If you play video games on your phone, there is a good chance you have played a game powered by Unity Technologies. The company's software is used for games on nearly 3 billion devices worldwide, and also helps scientists explore the innermost parts of the universe.

One of Unity's partners is CERN, the European Organization for Nuclear Research, which runs one of the world's most powerful particle accelerators in Switzerland. Scientists there use the company's visualization tools, like the real-time 3D development platform, augmented reality, and virtual reality tools that are used to make video games.
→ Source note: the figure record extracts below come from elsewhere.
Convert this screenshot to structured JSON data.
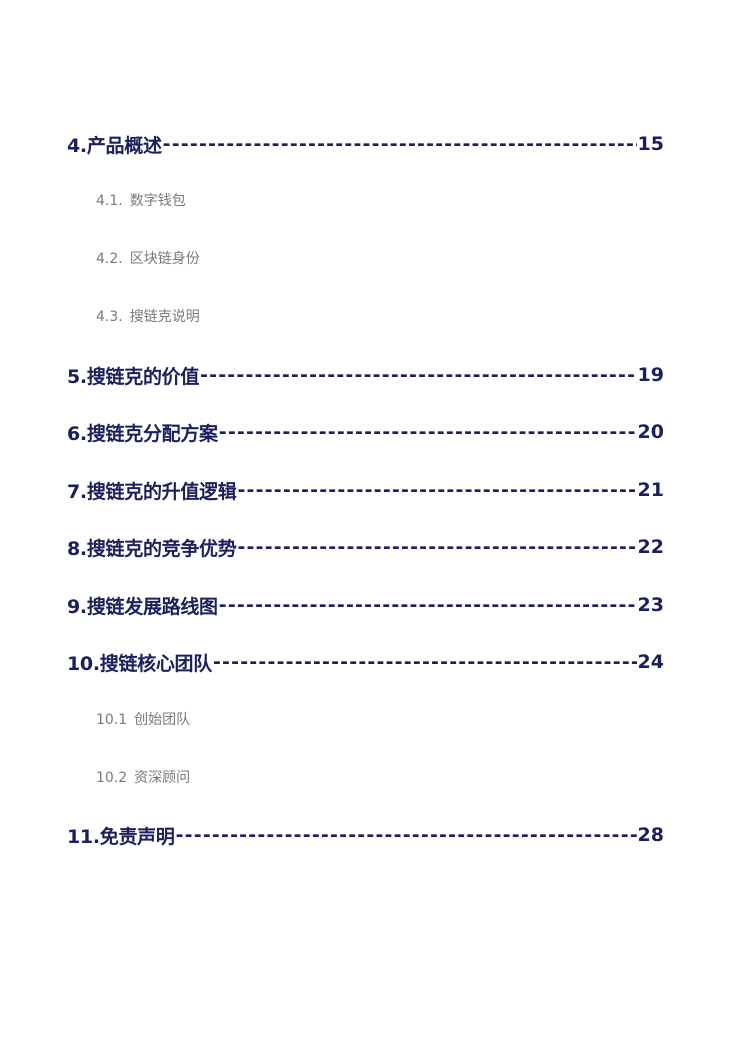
{
  "toc": {
    "entries": [
      {
        "title": "4.产品概述",
        "page": "15"
      },
      {
        "title": "5.搜链克的价值 ",
        "page": "19"
      },
      {
        "title": "6.搜链克分配方案",
        "page": "20"
      },
      {
        "title": "7.搜链克的升值逻辑",
        "page": "21"
      },
      {
        "title": "8.搜链克的竞争优势",
        "page": "22"
      },
      {
        "title": "9.搜链发展路线图",
        "page": "23"
      },
      {
        "title": "10.搜链核心团队",
        "page": "24"
      },
      {
        "title": "11.免责声明",
        "page": "28"
      }
    ],
    "subentries": [
      {
        "num": "4.1.",
        "title": "数字钱包"
      },
      {
        "num": "4.2.",
        "title": "区块链身份"
      },
      {
        "num": "4.3.",
        "title": "搜链克说明"
      },
      {
        "num": "10.1",
        "title": "创始团队"
      },
      {
        "num": "10.2",
        "title": "资深顾问"
      }
    ],
    "leader": "-------------------------------------------------------------------------------------------------------------------"
  }
}
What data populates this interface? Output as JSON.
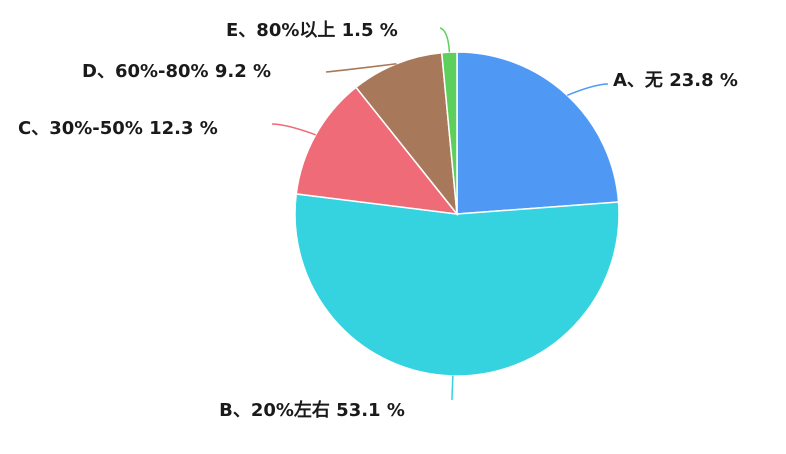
{
  "chart_data": {
    "type": "pie",
    "title": "",
    "categories": [
      "A、无",
      "B、20%左右",
      "C、30%-50%",
      "D、60%-80%",
      "E、80%以上"
    ],
    "values": [
      23.8,
      53.1,
      12.3,
      9.2,
      1.5
    ],
    "unit": "%",
    "labels": [
      "A、无 23.8 %",
      "B、20%左右 53.1 %",
      "C、30%-50% 12.3 %",
      "D、60%-80% 9.2 %",
      "E、80%以上 1.5 %"
    ],
    "colors": [
      "#4f99f5",
      "#35d2e0",
      "#f06b78",
      "#a8785b",
      "#5ccf5c"
    ],
    "start_angle_deg": 0,
    "direction": "clockwise"
  }
}
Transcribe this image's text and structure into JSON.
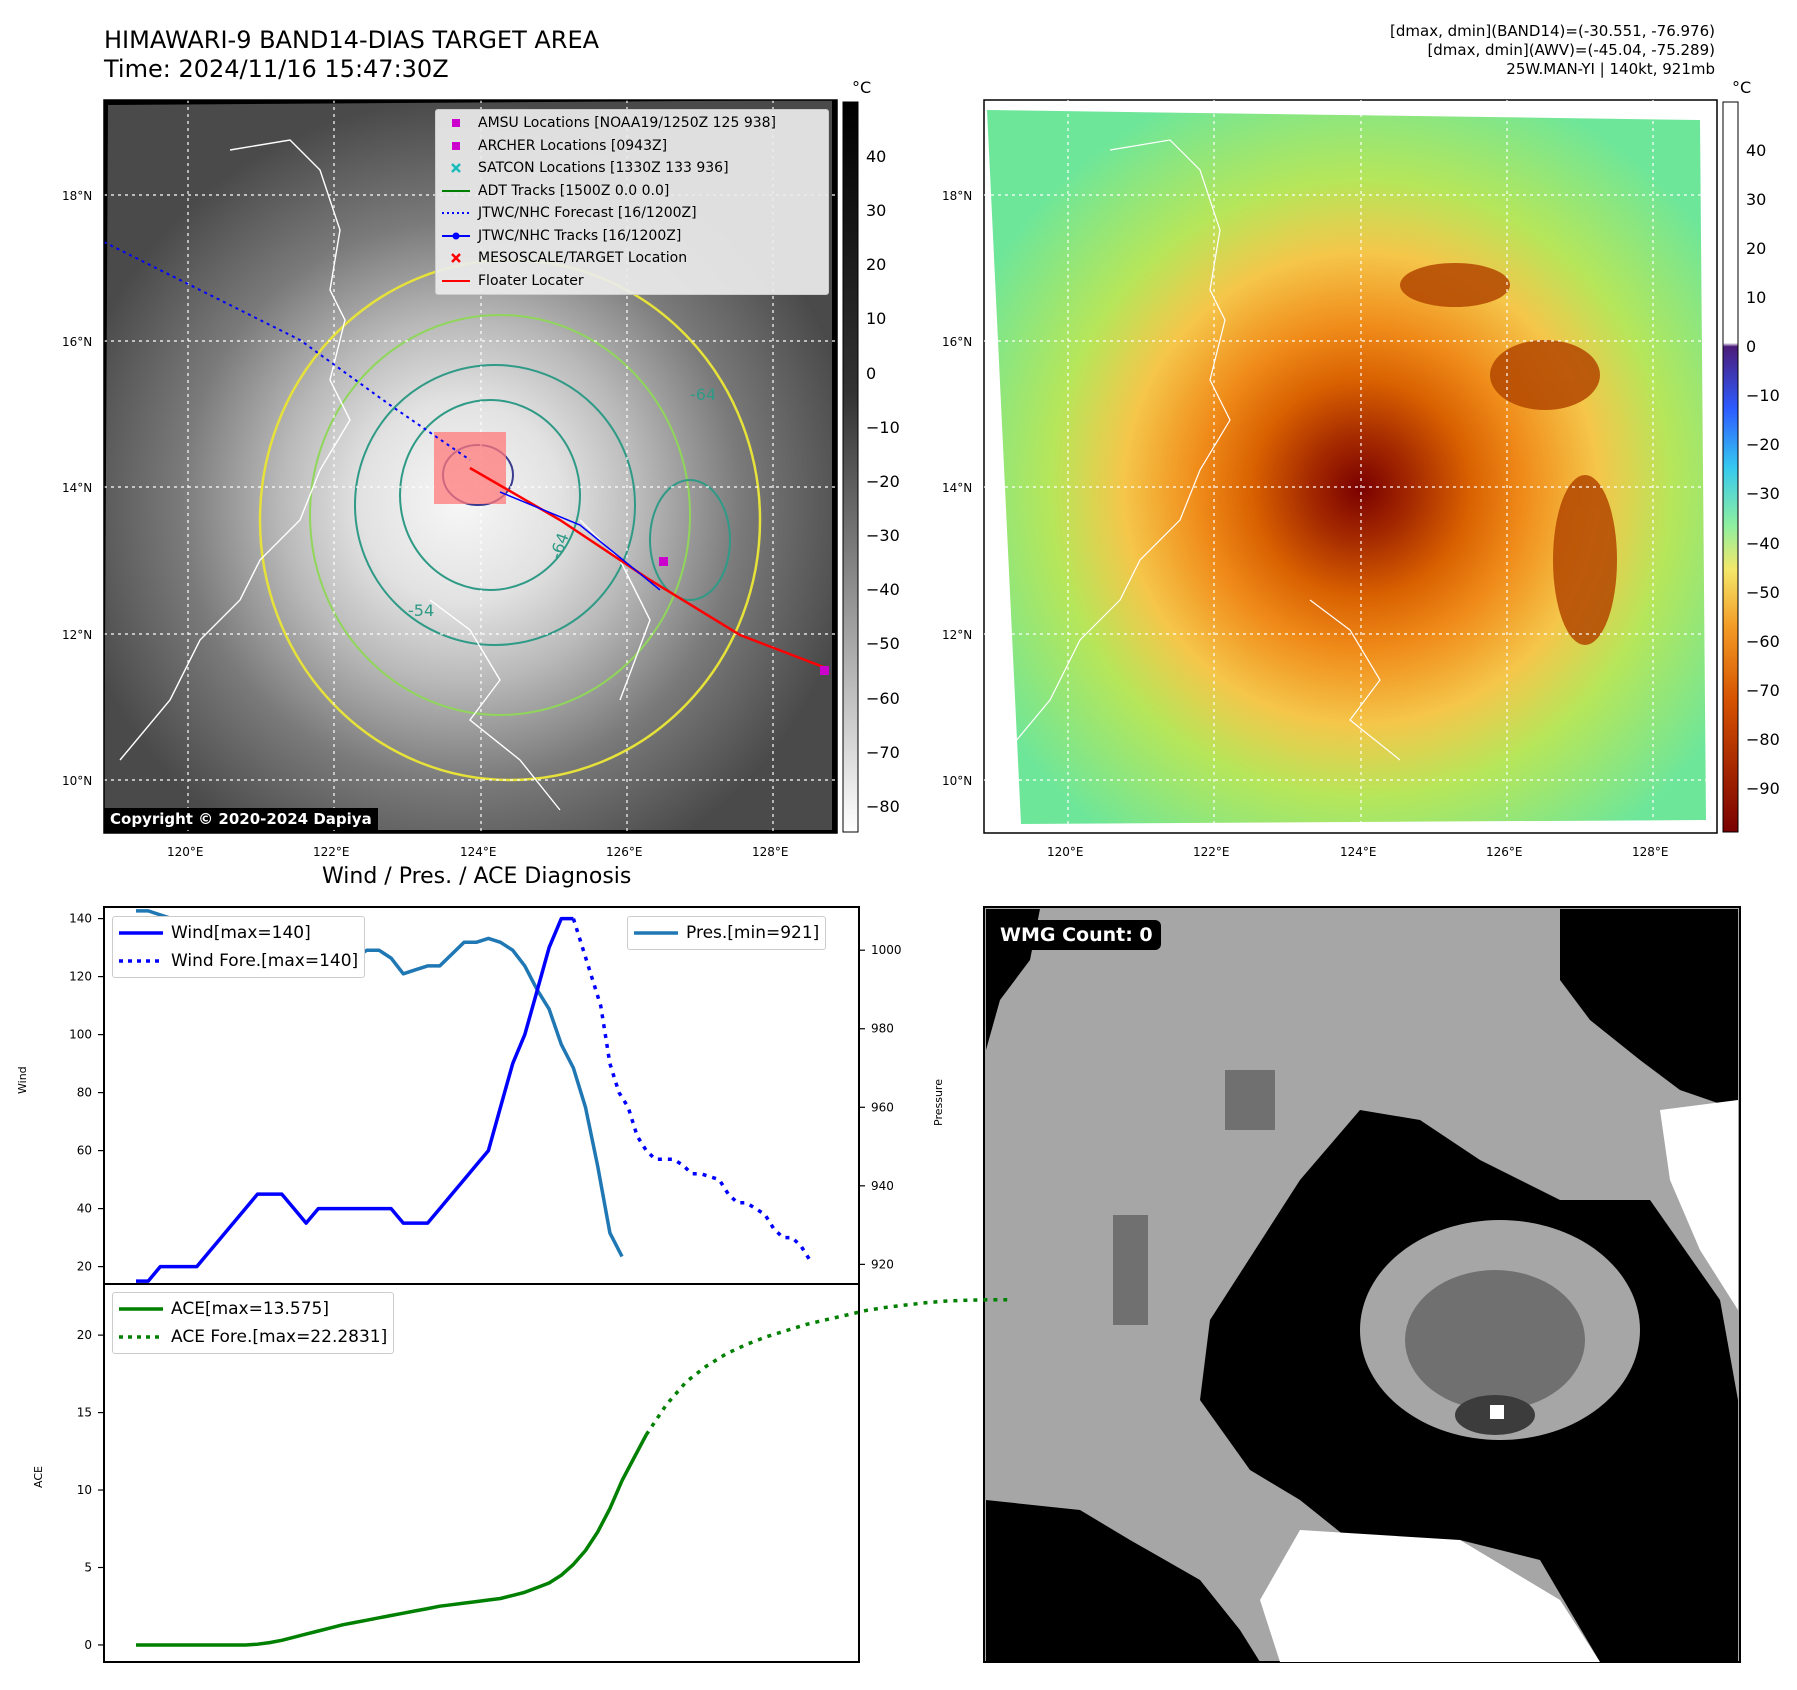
{
  "header": {
    "title_line1": "HIMAWARI-9 BAND14-DIAS TARGET AREA",
    "title_line2": "Time: 2024/11/16 15:47:30Z",
    "info_line1": "[dmax, dmin](BAND14)=(-30.551, -76.976)",
    "info_line2": "[dmax, dmin](AWV)=(-45.04, -75.289)",
    "info_line3": "25W.MAN-YI | 140kt, 921mb"
  },
  "map": {
    "lat_labels": [
      "18°N",
      "16°N",
      "14°N",
      "12°N",
      "10°N"
    ],
    "lon_labels": [
      "120°E",
      "122°E",
      "124°E",
      "126°E",
      "128°E"
    ],
    "copyright": "Copyright © 2020-2024 Dapiya",
    "legend": [
      {
        "label": "AMSU Locations [NOAA19/1250Z 125 938]",
        "marker": "square",
        "color": "#cc00cc"
      },
      {
        "label": "ARCHER Locations [0943Z]",
        "marker": "square",
        "color": "#cc00cc"
      },
      {
        "label": "SATCON Locations [1330Z 133 936]",
        "marker": "x",
        "color": "#17bbbb"
      },
      {
        "label": "ADT Tracks [1500Z 0.0 0.0]",
        "marker": "line",
        "color": "#008000"
      },
      {
        "label": "JTWC/NHC Forecast [16/1200Z]",
        "marker": "dotted",
        "color": "#0000ff"
      },
      {
        "label": "JTWC/NHC Tracks [16/1200Z]",
        "marker": "line-dot",
        "color": "#0000ff"
      },
      {
        "label": "MESOSCALE/TARGET Location",
        "marker": "x",
        "color": "#ff0000"
      },
      {
        "label": "Floater Locater",
        "marker": "line",
        "color": "#ff0000"
      }
    ],
    "contour_labels": [
      "-64",
      "-54",
      "-64"
    ]
  },
  "colorbar_left": {
    "unit": "°C",
    "ticks": [
      "40",
      "30",
      "20",
      "10",
      "0",
      "−10",
      "−20",
      "−30",
      "−40",
      "−50",
      "−60",
      "−70",
      "−80"
    ]
  },
  "colorbar_right": {
    "unit": "°C",
    "ticks": [
      "40",
      "30",
      "20",
      "10",
      "0",
      "−10",
      "−20",
      "−30",
      "−40",
      "−50",
      "−60",
      "−70",
      "−80",
      "−90"
    ]
  },
  "wmg": {
    "label": "WMG Count: 0"
  },
  "colors": {
    "wind": "#0000ff",
    "pressure": "#1f77b4",
    "ace": "#008000"
  },
  "chart_data": [
    {
      "type": "line",
      "title": "Wind / Pres. / ACE Diagnosis",
      "ylabel": "Wind",
      "y2label": "Pressure",
      "ylim": [
        14,
        144
      ],
      "y2lim": [
        915,
        1011
      ],
      "yticks": [
        "20",
        "40",
        "60",
        "80",
        "100",
        "120",
        "140"
      ],
      "y2ticks": [
        "920",
        "940",
        "960",
        "980",
        "1000"
      ],
      "series": [
        {
          "name": "Wind[max=140]",
          "axis": "left",
          "style": "solid",
          "values": [
            15,
            15,
            20,
            20,
            20,
            20,
            25,
            30,
            35,
            40,
            45,
            45,
            45,
            40,
            35,
            40,
            40,
            40,
            40,
            40,
            40,
            40,
            35,
            35,
            35,
            40,
            45,
            50,
            55,
            60,
            75,
            90,
            100,
            115,
            130,
            140,
            140
          ]
        },
        {
          "name": "Wind Fore.[max=140]",
          "axis": "left",
          "style": "dotted",
          "values": [
            140,
            130,
            120,
            110,
            90,
            80,
            75,
            65,
            60,
            57,
            57,
            57,
            55,
            52,
            52,
            51,
            50,
            45,
            42,
            42,
            40,
            38,
            33,
            30,
            30,
            27,
            22
          ],
          "start_index": 36,
          "step": 0.75
        },
        {
          "name": "Pres.[min=921]",
          "axis": "right",
          "style": "solid",
          "values": [
            1010,
            1010,
            1009,
            1008,
            1008,
            1008,
            1006,
            1006,
            1005,
            1004,
            1004,
            1003,
            1002,
            1001,
            999,
            996,
            996,
            997,
            998,
            1000,
            1000,
            998,
            994,
            995,
            996,
            996,
            999,
            1002,
            1002,
            1003,
            1002,
            1000,
            996,
            990,
            985,
            976,
            970,
            960,
            945,
            928,
            922
          ]
        }
      ]
    },
    {
      "type": "line",
      "ylabel": "ACE",
      "ylim": [
        -1.1,
        23.3
      ],
      "yticks": [
        "0",
        "5",
        "10",
        "15",
        "20"
      ],
      "series": [
        {
          "name": "ACE[max=13.575]",
          "style": "solid",
          "values": [
            0,
            0,
            0,
            0,
            0,
            0,
            0,
            0,
            0,
            0,
            0.05,
            0.15,
            0.3,
            0.5,
            0.7,
            0.9,
            1.1,
            1.3,
            1.45,
            1.6,
            1.75,
            1.9,
            2.05,
            2.2,
            2.35,
            2.5,
            2.6,
            2.7,
            2.8,
            2.9,
            3.0,
            3.2,
            3.4,
            3.7,
            4.0,
            4.5,
            5.2,
            6.1,
            7.3,
            8.8,
            10.6,
            12.1,
            13.575
          ]
        },
        {
          "name": "ACE Fore.[max=22.2831]",
          "style": "dotted",
          "values": [
            13.575,
            15.5,
            17.0,
            18.0,
            18.8,
            19.4,
            19.9,
            20.3,
            20.7,
            21.0,
            21.3,
            21.6,
            21.8,
            21.95,
            22.1,
            22.2,
            22.25,
            22.28,
            22.2831
          ],
          "start_index": 42,
          "step": 1.65
        }
      ]
    }
  ]
}
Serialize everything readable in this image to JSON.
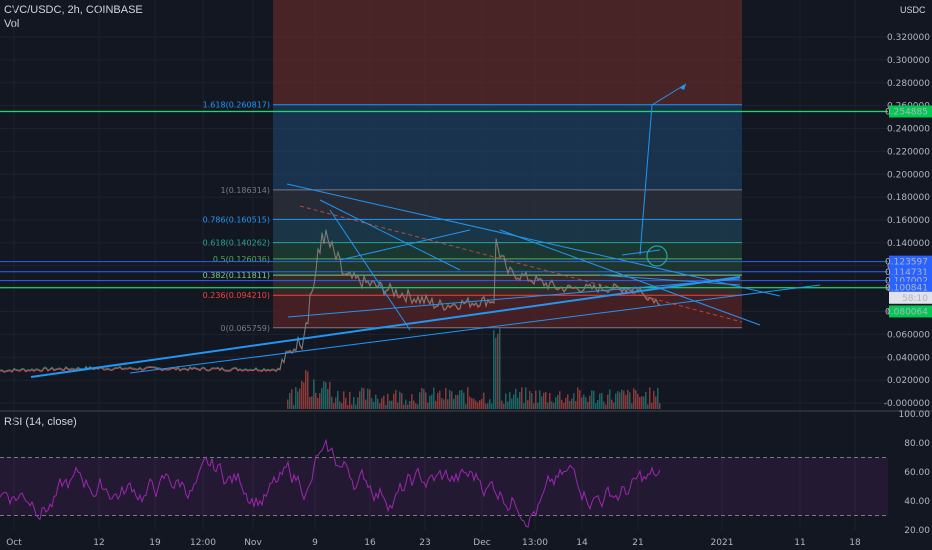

"They use it to look at the particles as they bombard each other," said John Riccitiello, Unity's CEO, in an interview with Cheddar. "They're tired of looking at 20,000 pages of histograms."

Industry leaders in science and transportation have turned to the software company to build more dynamic products and tools that can be used outside of video games, Riccitiello said. And Utility is also looking to better serve "prosumers" ー the professional creators who use technology to build new products. There are an estimated half a million prosumers toying around with Unity's tools.

"I want to see that number go into the many millions," he said. "The world's a better place with more creators."

The company may also go public. "That's the general path," said Riccitiello. "We're not putting out dates but I do believe the company is strong enough financially to go public now."

He said the company has around $300 million in revenue and is seeing "very aggressive growth."